«L’associazione storico-culturale Ali di Vibonesità, dopo una ennesima, attenta e appassionata analisi sulla grave condizione in cui versa il sistema sanitario di Vibo Valentia, ha deciso di denunciare con forza la gravissima situazione giunta ormai al collasso e priva delle tutele minime garantite ai cittadini di altre realtà territoriali».
È l’esordio della lettera aperta firmata da Giuseppe Borello (cofondatore e già direttore del Centro Medico “San Giuseppe Moscati” di Vibo Valentia) e diffusa dall’associazione vibonese.
«Il Rapporto Gimbe 2024 fotografa una realtà drammatica: i vibonesi risultano ultimi in Calabria per qualità, accesso e livelli di assistenza sanitaria, e nello stesso tempo destinatari di risorse economiche tra le più basse dell’intera regione. È un quadro che conferma, con dati ufficiali, ciò che i cittadini vivono quotidianamente: disservizi, carenze strutturali, liste d’attesa interminabili e l’obbligo, troppo spesso, di migrare verso altre province o regioni per ricevere cure adeguate».

L’appello alle istituzioni
«Questa condizione – si legge nella lettera – rappresenta una palese violazione dell’articolo 32 della Costituzione, il quale afferma che “la Repubblica tutela la salute come fondamentale diritto dell’individuo e interesse della collettività”. Nel territorio vibonese, al contrario, questo diritto viene sistematicamente negato, identificando i cittadini in malati di serie B. Di fronte al conclamato disastro, non è più tempo di silenzi, né di promesse».

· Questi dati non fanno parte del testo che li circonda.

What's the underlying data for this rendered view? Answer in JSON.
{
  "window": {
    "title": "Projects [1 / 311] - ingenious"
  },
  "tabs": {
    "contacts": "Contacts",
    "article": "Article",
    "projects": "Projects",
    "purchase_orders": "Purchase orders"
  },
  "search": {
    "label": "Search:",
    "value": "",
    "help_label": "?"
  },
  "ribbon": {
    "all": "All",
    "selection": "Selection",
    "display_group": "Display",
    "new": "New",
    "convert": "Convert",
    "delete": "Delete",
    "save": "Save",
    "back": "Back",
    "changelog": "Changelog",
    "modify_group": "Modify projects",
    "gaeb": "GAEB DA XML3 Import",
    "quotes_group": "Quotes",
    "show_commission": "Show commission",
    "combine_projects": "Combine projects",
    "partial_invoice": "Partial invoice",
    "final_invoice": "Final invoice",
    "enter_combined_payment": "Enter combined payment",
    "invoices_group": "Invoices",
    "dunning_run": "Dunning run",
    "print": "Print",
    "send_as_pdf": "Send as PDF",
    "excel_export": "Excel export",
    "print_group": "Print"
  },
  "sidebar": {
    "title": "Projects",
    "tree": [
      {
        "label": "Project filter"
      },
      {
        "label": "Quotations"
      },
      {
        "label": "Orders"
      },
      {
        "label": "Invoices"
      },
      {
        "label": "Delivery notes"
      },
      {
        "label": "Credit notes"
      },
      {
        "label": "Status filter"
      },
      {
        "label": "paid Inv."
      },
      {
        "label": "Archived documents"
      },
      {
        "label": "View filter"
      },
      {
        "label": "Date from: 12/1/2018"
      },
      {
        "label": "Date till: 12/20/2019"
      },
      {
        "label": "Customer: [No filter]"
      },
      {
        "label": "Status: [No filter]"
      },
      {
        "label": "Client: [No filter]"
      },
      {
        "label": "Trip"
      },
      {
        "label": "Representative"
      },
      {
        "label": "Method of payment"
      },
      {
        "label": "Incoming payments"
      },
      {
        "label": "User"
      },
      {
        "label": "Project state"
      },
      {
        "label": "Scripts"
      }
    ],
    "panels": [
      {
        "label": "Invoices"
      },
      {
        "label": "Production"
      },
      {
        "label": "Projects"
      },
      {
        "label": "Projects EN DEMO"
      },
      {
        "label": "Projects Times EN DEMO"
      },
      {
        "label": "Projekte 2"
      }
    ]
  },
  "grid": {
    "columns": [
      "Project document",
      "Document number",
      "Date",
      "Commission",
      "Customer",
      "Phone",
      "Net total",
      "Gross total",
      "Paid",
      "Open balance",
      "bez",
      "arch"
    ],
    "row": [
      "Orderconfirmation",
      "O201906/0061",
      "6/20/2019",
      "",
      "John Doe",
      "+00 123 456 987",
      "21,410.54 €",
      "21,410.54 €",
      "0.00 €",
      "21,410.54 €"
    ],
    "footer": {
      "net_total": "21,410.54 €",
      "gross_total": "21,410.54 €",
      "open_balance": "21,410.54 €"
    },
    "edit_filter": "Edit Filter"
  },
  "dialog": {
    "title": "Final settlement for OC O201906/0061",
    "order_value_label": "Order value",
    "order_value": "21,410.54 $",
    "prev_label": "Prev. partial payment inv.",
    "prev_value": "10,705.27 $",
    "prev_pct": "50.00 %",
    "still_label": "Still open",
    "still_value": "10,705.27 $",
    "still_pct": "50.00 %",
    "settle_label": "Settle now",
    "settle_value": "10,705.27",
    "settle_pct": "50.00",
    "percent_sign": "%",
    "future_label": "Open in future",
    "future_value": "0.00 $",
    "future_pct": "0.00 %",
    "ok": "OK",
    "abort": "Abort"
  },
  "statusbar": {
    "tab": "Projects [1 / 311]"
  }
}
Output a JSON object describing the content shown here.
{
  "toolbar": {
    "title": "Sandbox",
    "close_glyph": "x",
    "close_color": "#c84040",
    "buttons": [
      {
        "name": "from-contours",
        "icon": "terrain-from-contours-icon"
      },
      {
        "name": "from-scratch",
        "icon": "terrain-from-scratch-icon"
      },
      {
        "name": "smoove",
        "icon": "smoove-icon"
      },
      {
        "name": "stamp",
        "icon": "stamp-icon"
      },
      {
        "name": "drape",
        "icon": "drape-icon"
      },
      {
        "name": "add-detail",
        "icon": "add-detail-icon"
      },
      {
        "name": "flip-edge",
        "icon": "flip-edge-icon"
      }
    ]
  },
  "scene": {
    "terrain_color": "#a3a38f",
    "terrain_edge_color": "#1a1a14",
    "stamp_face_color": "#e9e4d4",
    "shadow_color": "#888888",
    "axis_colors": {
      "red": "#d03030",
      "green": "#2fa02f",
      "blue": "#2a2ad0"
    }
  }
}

Conclude Giuseppe Borello: «Chiediamo un incontro urgente con il prefetto Anna Aurora Colosimo e con il sindaco Enzo Romeo, affinché si dia finalmente voce alle drammatiche istanze della comunità vibonese e si solleciti la Regione e lo Stato a intervenire con misure adeguate e straordinarie. Al presidente della Repubblica Sergio Mattarella viene rivolto un accorato appello: che la sua autorevole voce possa richiamare le istituzioni tutte al rispetto della Costituzione, per restituire ai cittadini vibonesi la dignità e il diritto alla salute che spettano loro come a ogni altro cittadino italiano».